Vale is leaning on the railing like a devil in a cathedral, smirking around a lollipop of all things, tattoos everywhere, eyes lit with trouble.

Wraith’s by the front door, broad shoulders filling half the entry, arms crossed, eyes already scanning for threats that haven’t happened yet.

Ash is nowhere obvious, which tells me he’s already ahead of us.

“Field trip?” Vale asks lazily as we approach, like this is an amusement, like today’s agenda is brunch and sin instead of whatever this is.

“Introductions,” Rook says.

At that, every one of them looks at me. The air shifts, and I feel it down my spine.

Introductions—not interrogation. Not test, or their leverage. Introduction.

Like I’m being presented. Like this is the part where they stop hiding what they are.

Saint gives me a soft little smile. It doesn’t belong on his face, which is probably why it hits. “Stay close,” he says quietly.
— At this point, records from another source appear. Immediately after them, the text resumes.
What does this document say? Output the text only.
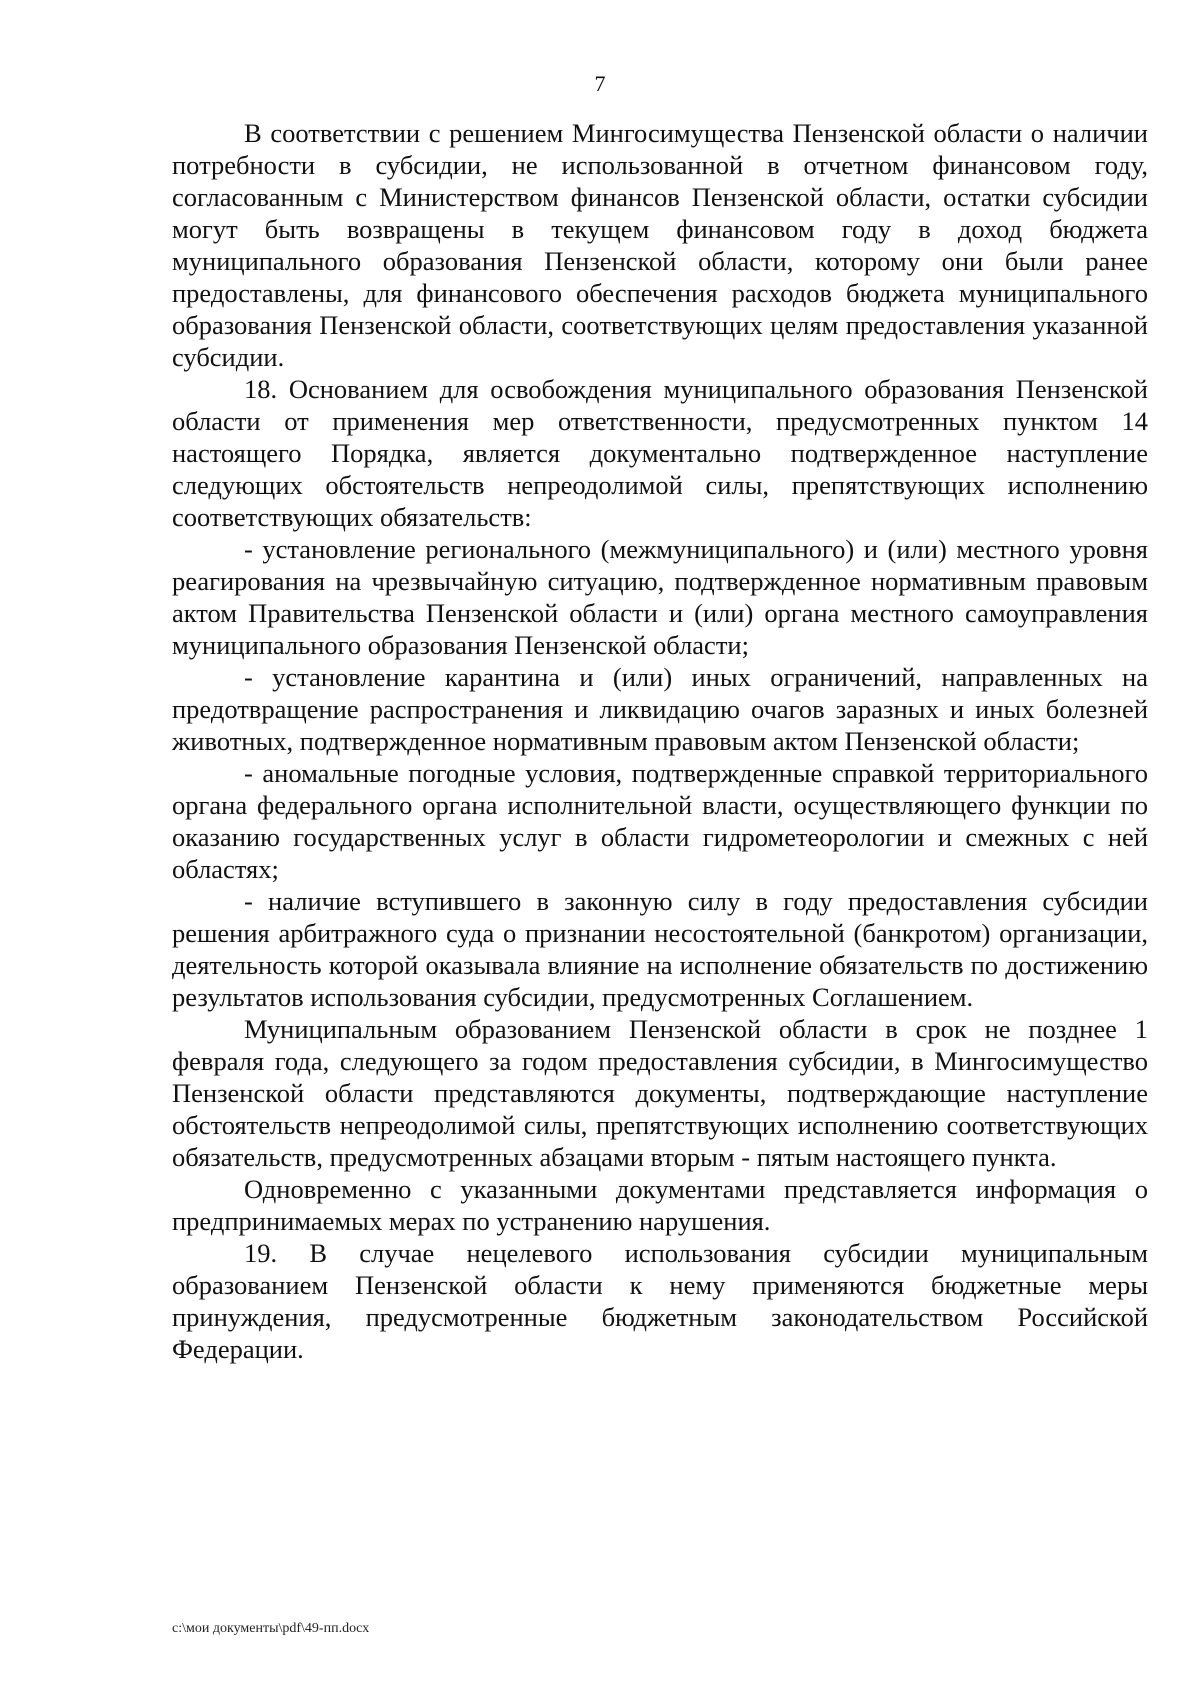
7

В соответствии с решением Мингосимущества Пензенской области о наличии потребности в субсидии, не использованной в отчетном финансовом году, согласованным с Министерством финансов Пензенской области, остатки субсидии могут быть возвращены в текущем финансовом году в доход бюджета муниципального образования Пензенской области, которому они были ранее предоставлены, для финансового обеспечения расходов бюджета муниципального образования Пензенской области, соответствующих целям предоставления указанной субсидии.

18. Основанием для освобождения муниципального образования Пензенской области от применения мер ответственности, предусмотренных пунктом 14 настоящего Порядка, является документально подтвержденное наступление следующих обстоятельств непреодолимой силы, препятствующих исполнению соответствующих обязательств:

- установление регионального (межмуниципального) и (или) местного уровня реагирования на чрезвычайную ситуацию, подтвержденное нормативным правовым актом Правительства Пензенской области и (или) органа местного самоуправления муниципального образования Пензенской области;

- установление карантина и (или) иных ограничений, направленных на предотвращение распространения и ликвидацию очагов заразных и иных болезней животных, подтвержденное нормативным правовым актом Пензенской области;

- аномальные погодные условия, подтвержденные справкой территориального органа федерального органа исполнительной власти, осуществляющего функции по оказанию государственных услуг в области гидрометеорологии и смежных с ней областях;

- наличие вступившего в законную силу в году предоставления субсидии решения арбитражного суда о признании несостоятельной (банкротом) организации, деятельность которой оказывала влияние на исполнение обязательств по достижению результатов использования субсидии, предусмотренных Соглашением.

Муниципальным образованием Пензенской области в срок не позднее 1 февраля года, следующего за годом предоставления субсидии, в Мингосимущество Пензенской области представляются документы, подтверждающие наступление обстоятельств непреодолимой силы, препятствующих исполнению соответствующих обязательств, предусмотренных абзацами вторым - пятым настоящего пункта.

Одновременно с указанными документами представляется информация о предпринимаемых мерах по устранению нарушения.

19. В случае нецелевого использования субсидии муниципальным образованием Пензенской области к нему применяются бюджетные меры принуждения, предусмотренные бюджетным законодательством Российской Федерации.

c:\мои документы\pdf\49-пп.docx
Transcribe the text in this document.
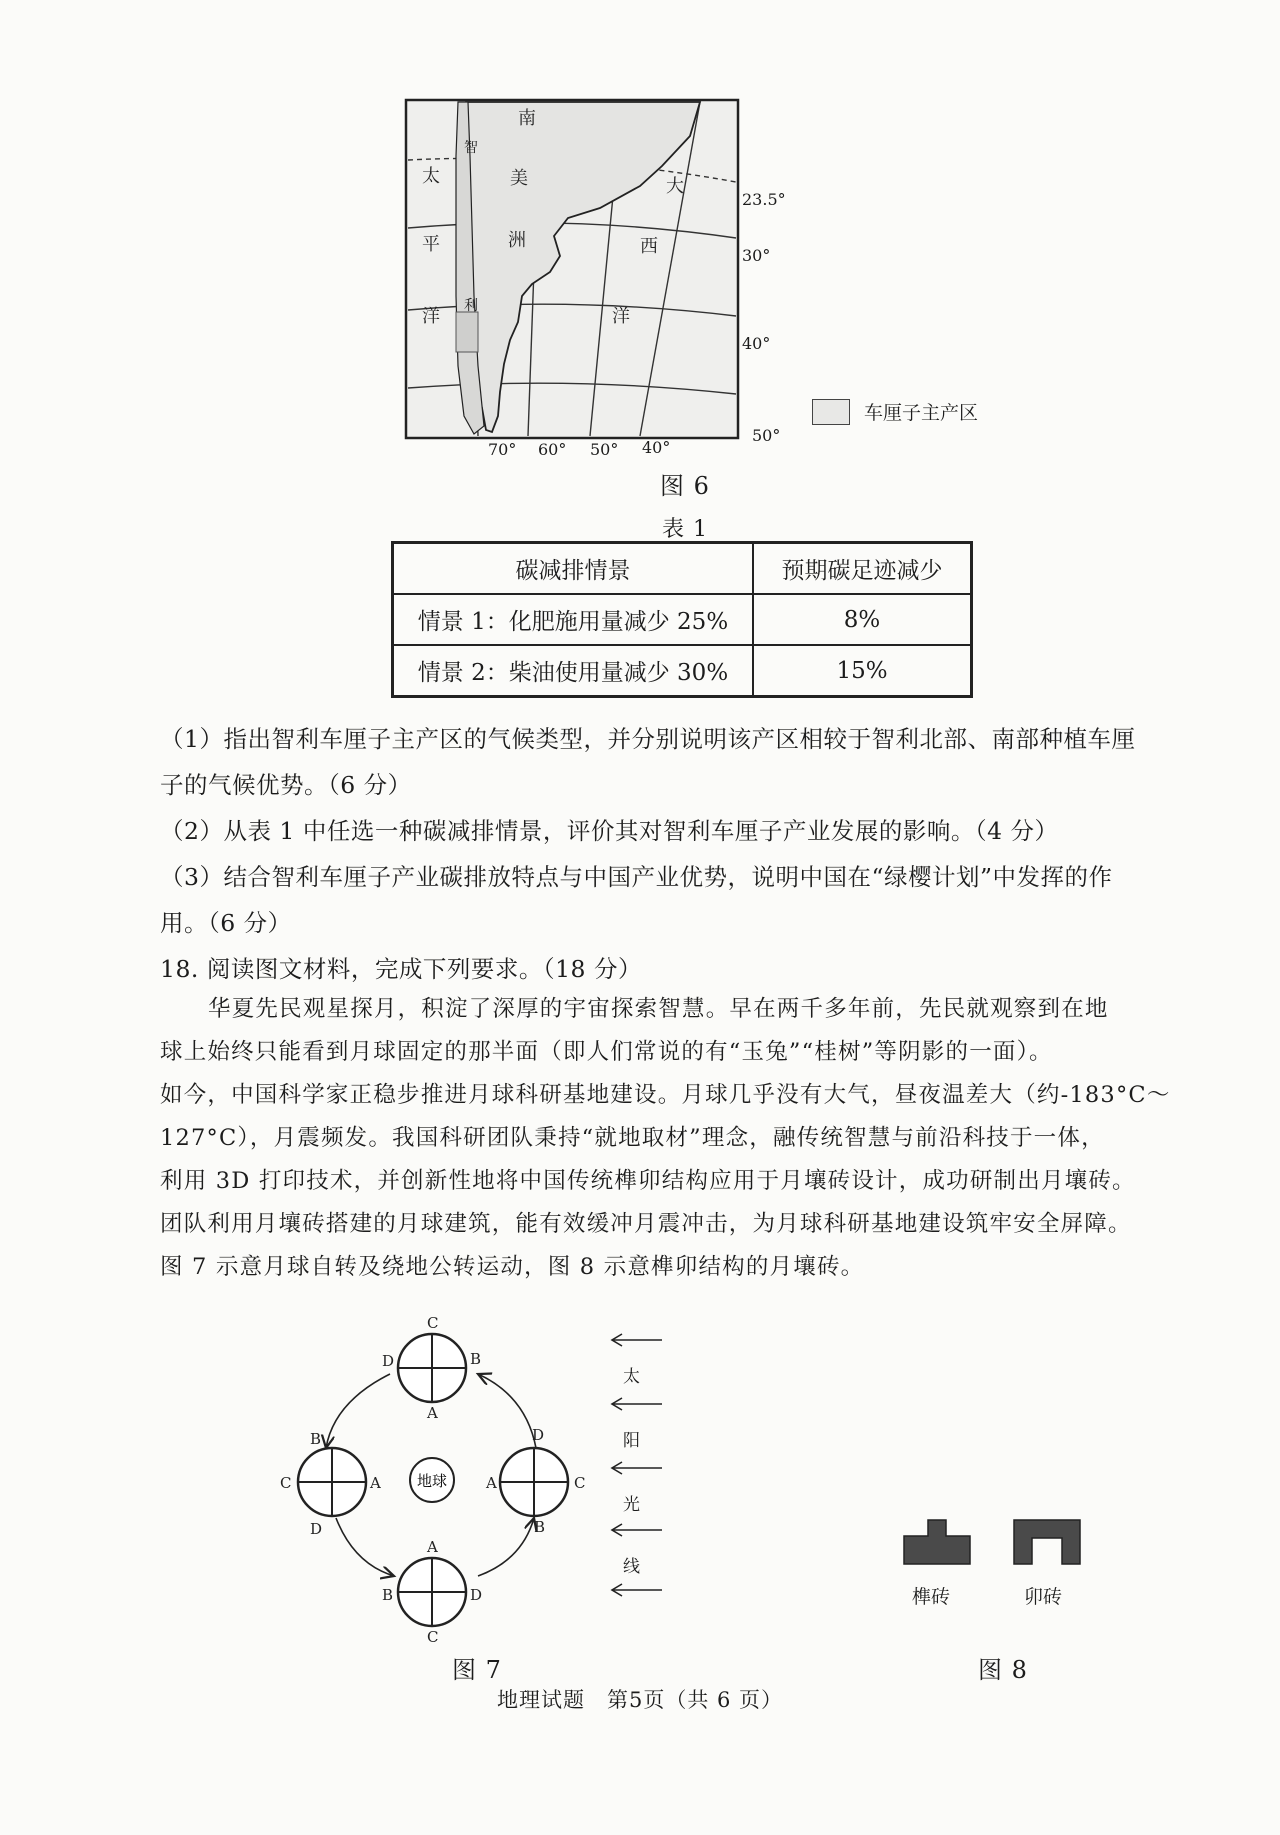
南
美
洲
太
平
洋
大
西
洋
智
利
23.5°
30°
40°
50°
70° 60° 50° 40°
车厘子主产区
图 6
表 1
碳减排情景	预期碳足迹减少
情景 1：化肥施用量减少 25%	8%
情景 2：柴油使用量减少 30%	15%
（1）指出智利车厘子主产区的气候类型，并分别说明该产区相较于智利北部、南部种植车厘
子的气候优势。（6 分）
（2）从表 1 中任选一种碳减排情景，评价其对智利车厘子产业发展的影响。（4 分）
（3）结合智利车厘子产业碳排放特点与中国产业优势，说明中国在“绿樱计划”中发挥的作
用。（6 分）
18. 阅读图文材料，完成下列要求。（18 分）
华夏先民观星探月，积淀了深厚的宇宙探索智慧。早在两千多年前，先民就观察到在地
球上始终只能看到月球固定的那半面（即人们常说的有“玉兔”“桂树”等阴影的一面）。
如今，中国科学家正稳步推进月球科研基地建设。月球几乎没有大气，昼夜温差大（约-183°C～
127°C），月震频发。我国科研团队秉持“就地取材”理念，融传统智慧与前沿科技于一体，
利用 3D 打印技术，并创新性地将中国传统榫卯结构应用于月壤砖设计，成功研制出月壤砖。
团队利用月壤砖搭建的月球建筑，能有效缓冲月震冲击，为月球科研基地建设筑牢安全屏障。
图 7 示意月球自转及绕地公转运动，图 8 示意榫卯结构的月壤砖。
地球
C
D	B
A
B
C	A
D
D
A	C
B
A
B	D
C
太
阳
光
线
图 7
榫砖	卯砖
图 8
地理试题　第5页（共 6 页）
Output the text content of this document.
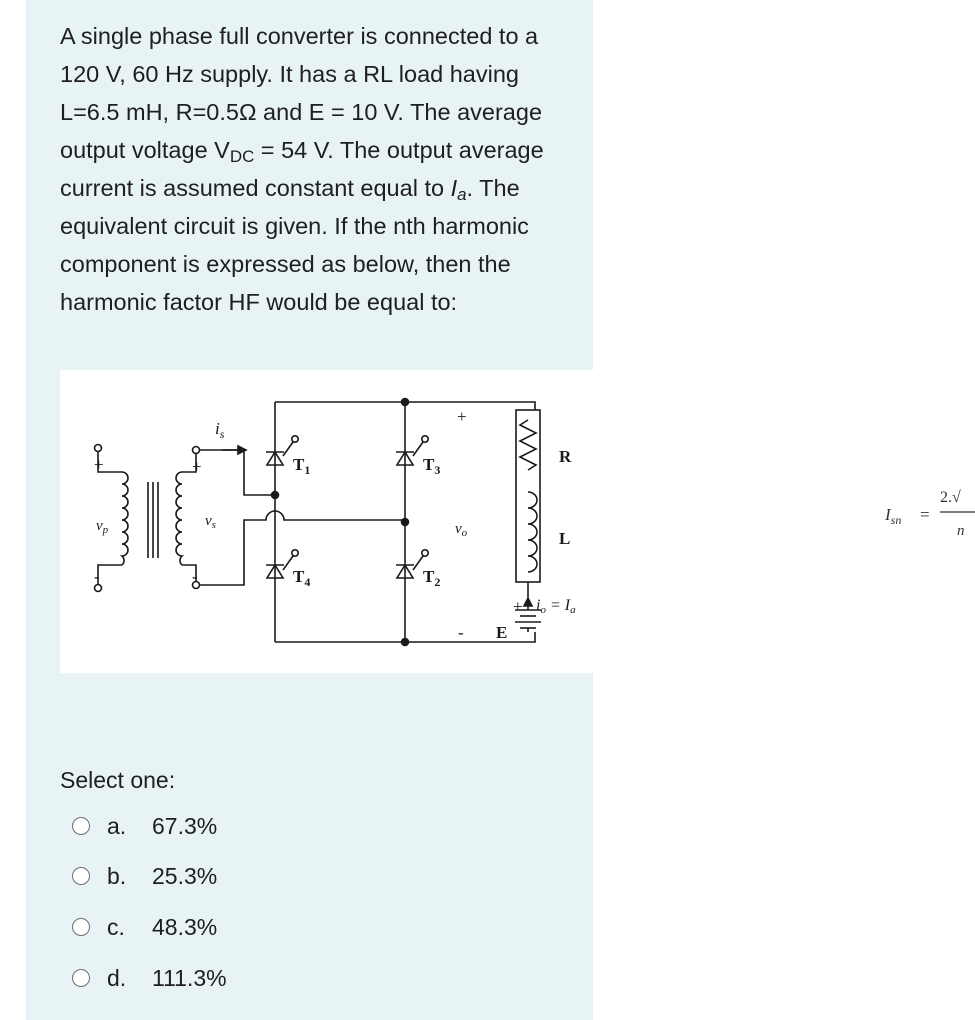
A single phase full converter is connected to a 120 V, 60 Hz supply. It has a RL load having L=6.5 mH, R=0.5Ω and E = 10 V. The average output voltage $V_{DC} = 54$ V. The output average current is assumed constant equal to $I_a$. The equivalent circuit is given. If the nth harmonic component is expressed as below, then the harmonic factor HF would be equal to:

+
$v_p$
-
+
$v_s$
-
$i_s$
$T_1$	$T_3$
$T_4$	$T_2$
+
$v_o$
-
R
L
E
+ io = Ia
$I_{sn}$ =
2.√
n
Select one:
a.	67.3%
b.	25.3%
c.	48.3%
d.	111.3%
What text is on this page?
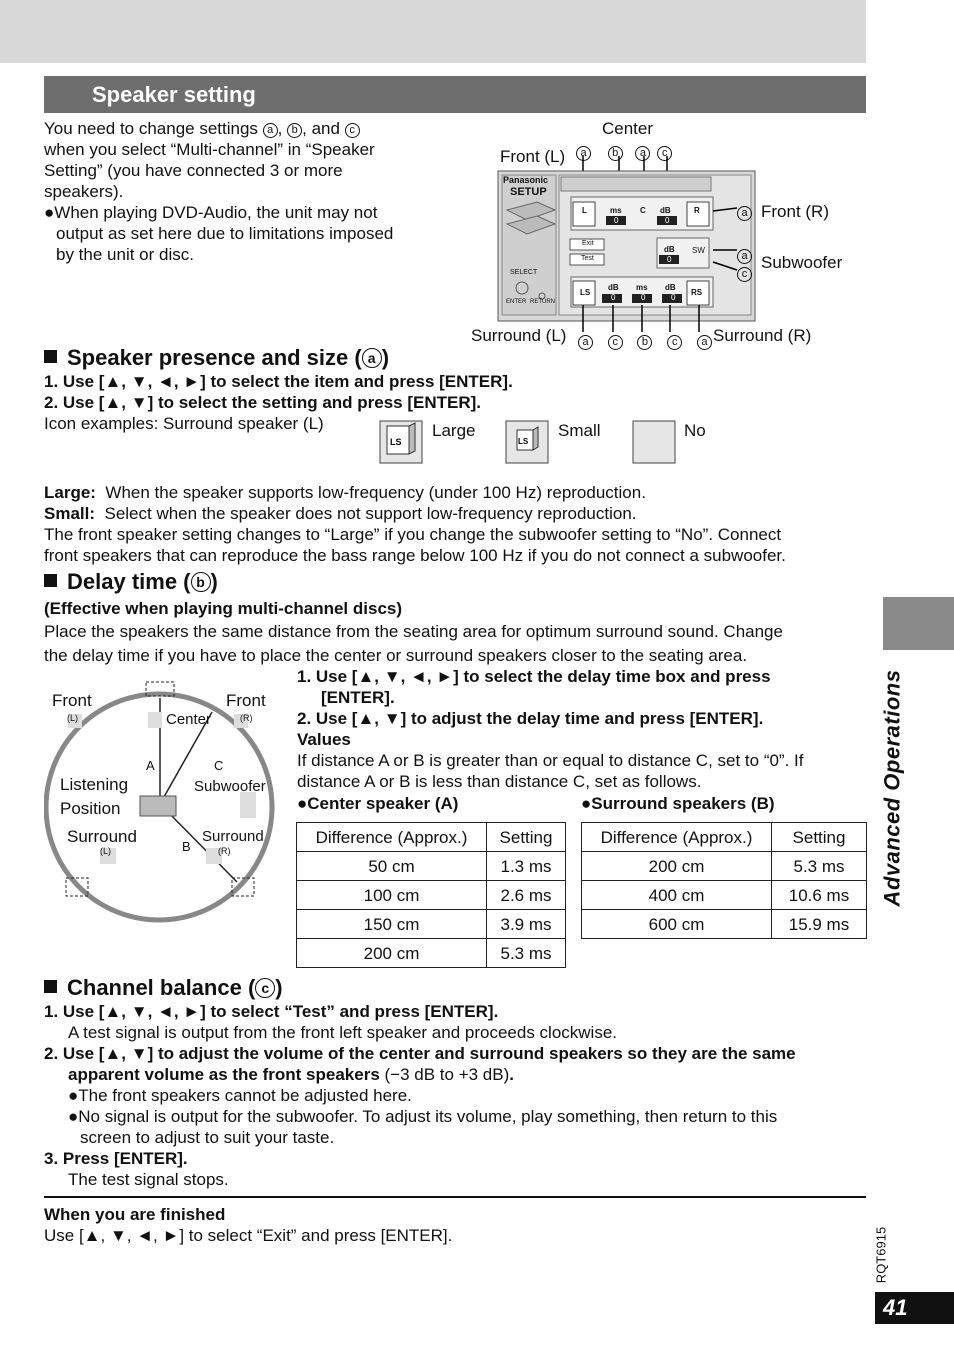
Speaker setting
You need to change settings a , b , and c
when you select “Multi-channel” in “Speaker
Setting” (you have connected 3 or more
speakers).
●When playing DVD-Audio, the unit may not
output as set here due to limitations imposed
by the unit or disc.
Center
Front (L)	a b a c
Panasonic
SETUP
SELECT
ENTER RETURN
Exit
Test
L	R
ms C dB
0	0
dB
0
SW
LS	RS
dB ms dB
0	0	0
a Front (R)
a
c
Subwoofer
Surround (L)	a c b c a Surround (R)
Speaker presence and size ( a )
1. Use [▲, ▼, ◄, ►] to select the item and press [ENTER].
2. Use [▲, ▼] to select the setting and press [ENTER].
Icon examples: Surround speaker (L)
LS
Large
LS
Small	No
Large: When the speaker supports low-frequency (under 100 Hz) reproduction.
Small: Select when the speaker does not support low-frequency reproduction.
The front speaker setting changes to “Large” if you change the subwoofer setting to “No”. Connect
front speakers that can reproduce the bass range below 100 Hz if you do not connect a subwoofer.
Delay time ( b )
(Effective when playing multi-channel discs)
Place the speakers the same distance from the seating area for optimum surround sound. Change
the delay time if you have to place the center or surround speakers closer to the seating area.
Front
(L)
Front
(R)
Center
A	C
Listening
Position
Subwoofer
Surround
(L)	B
Surround
(R)
1. Use [▲, ▼, ◄, ►] to select the delay time box and press
[ENTER].
2. Use [▲, ▼] to adjust the delay time and press [ENTER].
Values
If distance A or B is greater than or equal to distance C, set to “0”. If
distance A or B is less than distance C, set as follows.
●Center speaker (A)	●Surround speakers (B)
Difference (Approx.)	Setting
50 cm	1.3 ms
100 cm	2.6 ms
150 cm	3.9 ms
200 cm	5.3 ms
Difference (Approx.)	Setting
200 cm	5.3 ms
400 cm	10.6 ms
600 cm	15.9 ms
Channel balance ( c )
1. Use [▲, ▼, ◄, ►] to select “Test” and press [ENTER].
A test signal is output from the front left speaker and proceeds clockwise.
2. Use [▲, ▼] to adjust the volume of the center and surround speakers so they are the same
apparent volume as the front speakers (−3 dB to +3 dB).
●The front speakers cannot be adjusted here.
●No signal is output for the subwoofer. To adjust its volume, play something, then return to this
screen to adjust to suit your taste.
3. Press [ENTER].
The test signal stops.
When you are finished
Use [▲, ▼, ◄, ►] to select “Exit” and press [ENTER].
Advanced Operations
RQT6915
41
“Don’t touch anything sharp unless you’re told to,” Vale adds, amused.

“You can touch me,” Vale adds with a wink.

“Mateo.” Rook’s tone is a warning with teeth.

Vale just grins. Wraith opens the door, not for Rook—for me.

The morning air is cold and damp and tastes faintly like salt and petrol.

London always tastes a little like machinery when it’s wet.

The car waiting in the drive is black and expensive and forgettable in the way only the most expensive cars manage to be.

Rook takes front passenger. Wraith drives.

Vale and Saint take the back. I move to slide in between them out of pure habit, but Rook stops me with two fingers around my wrist.

“No,” he says.

I blink. “No?”

“You ride with me today,” he says simply.

I don’t argue. Not because I accept it, but because I know he’ll win if I try and I don’t feel like losing right now.